In der El-Masri-Affäre selbst lichtet
sich inzwischen mancher Nebel, während anderes immer noch der
Klärung harrt. So scheint Frank-Walter Steinmeier als ehedem
für die Geheimdienste verantwortlicher Kanzleramtschef
zusehends aus der Schusslinie zu geraten: Auch Oppositionelle wie
die grüne Fraktionsvorsitzende Renate Künast sagen, dass
die zuständigen Regierungsstellen und Behörden im Gefolge
der Unterrichtung von Kanzleramt und Außenministerium durch El
Masris Anwalt Manfred Gnjidic im Juni 2004 die nötigen
Schritte unternommen hätten. Merkwürdig mutet freilich
das Schweigen Otto Schilys und Joschka Fischers an, die es
vorzogen, in der Bundestagsdebatte gar nicht erst zu erscheinen.

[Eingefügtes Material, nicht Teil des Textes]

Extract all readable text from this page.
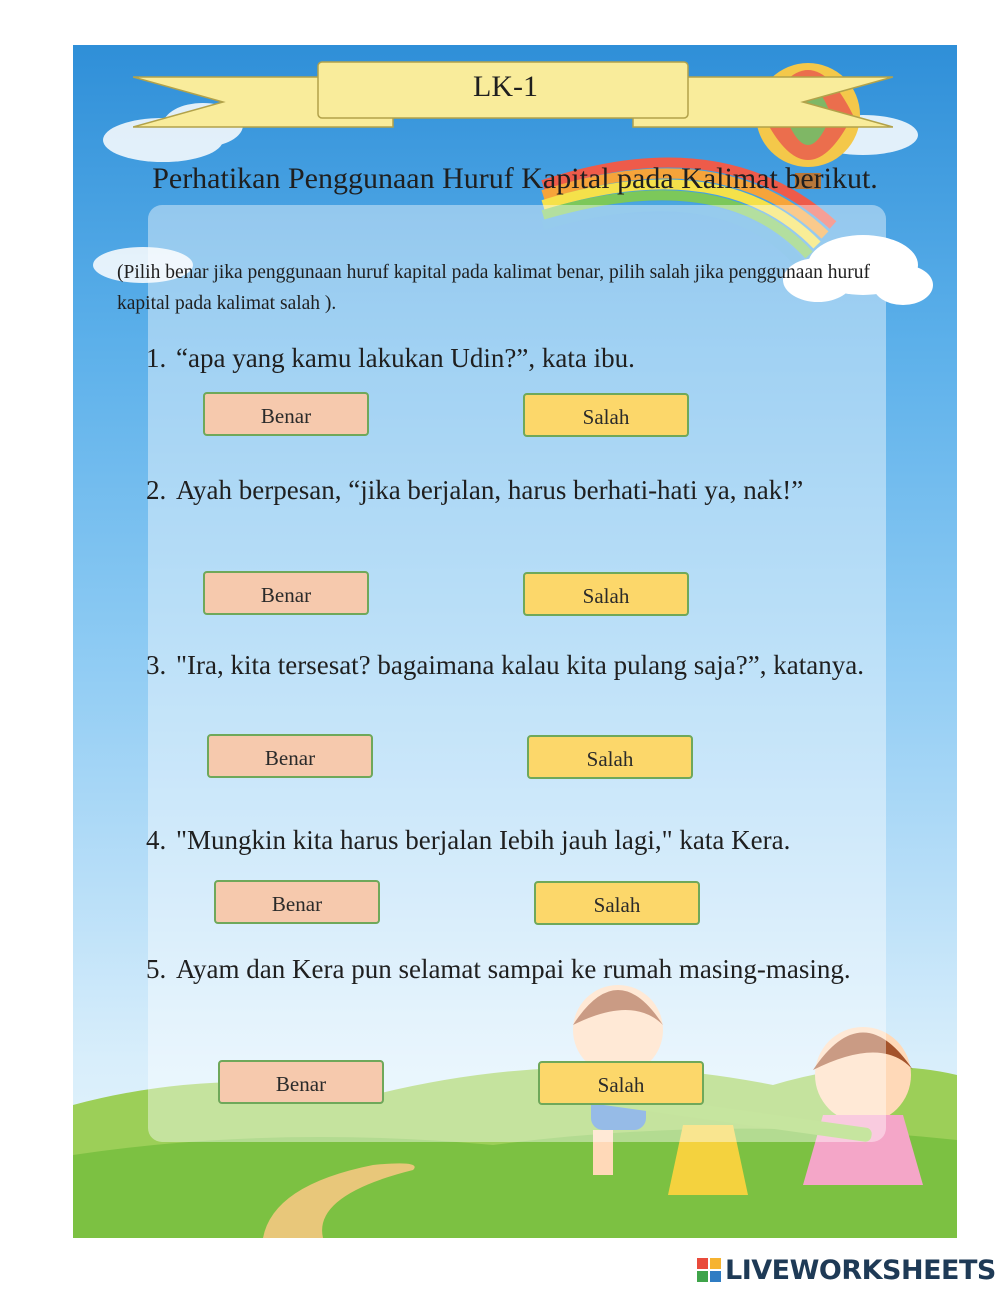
LK-1
Perhatikan Penggunaan Huruf Kapital pada Kalimat berikut.
(Pilih benar jika penggunaan huruf kapital pada kalimat benar, pilih salah jika penggunaan huruf kapital pada kalimat salah ).
1. “apa yang kamu lakukan Udin?”, kata ibu.
Benar	Salah
2. Ayah berpesan, “jika berjalan, harus berhati-hati ya, nak!”
Benar	Salah
3. "Ira, kita tersesat? bagaimana kalau kita pulang saja?”, katanya.
Benar	Salah
4. "Mungkin kita harus berjalan Iebih jauh lagi," kata Kera.
Benar	Salah
5. Ayam dan Kera pun selamat sampai ke rumah masing-masing.
Benar	Salah
LIVEWORKSHEETS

Der Ex-Innenminister war schließlich als erster von
US-Botschafter Daniel Coats über das Fiasko der
Entführung El Masris nach Afghanistan ins Vertrauen gezogen
worden und hatte sein Wissen für sich behalten. Auch der
ehemalige Außenminister mag sich nicht erklären. Kein
Wunder, dass Union und FDP in dieser Wunde der Grünen bohren.
Der CSU-Abgeordnete Eduard Lintner: "Was hat eigentlich Fischer
getan?"
Steinmeier weist jede Verstrickung von
Sicherheitsstellen in den Fall El Masri zurück, es habe keine
Hilfe bei dessen Verschleppung gegeben. Gegen "infame
Vorwürfe" dieser Art verwahrt sich der Außenminister
vehement.
Zu den seltsamen Wendungen der Affäre
gehört auch, dass El Masri ohne jede Resonanz immerhin
fünf Monate spurlos verschwunden war. Gregor Gysi von der
Linkspartei prangert dieses Kidnapping als "schweres Verbrechen"
an. Max Stadler fragt, warum sich in dieser langen Zeit niemand
gewundert habe. Der FDP-Politiker will wissen, wieso die CIA
für die Aufklärung der Verwechslung fünf Monate
brauchte und ob es Rückfragen bei den Deutschen gab. El Masris
Anwalt bestreitet entschieden den Vorwurf, sein Mandant habe von
den USA ein Schweigegeld erhalten. Entsprechende Andeutungen hat
Schäuble unter Hinweis auf das Gespräch zwischen Schily
und Coats gemacht. Gnjidic fordert den CDU-Innenminister auf,
dieses "böse Gerücht" mit Belegen zu
untermauern.
Die Große Koalition hat wohl nicht
geahnt, schon wenige Wochen nach ihrem Start mit einer derart
massiven Krise konfrontiert zu werden. Seit ihrem Treffen mit
US-Außenministerin Condoleezza Rice hält sich Kanzlerin
Angela Merkel in der leidigen Angelegheit im Übrigen
auffällig zurück. Nun, in den Fußangeln der
Geheimdienstwelt haben sich schon manche verheddert. Selbst ein
George W. Bush bleibt von politischen Heimsuchungen dieser Art
nicht verschont. Die CIA lässt grüßen.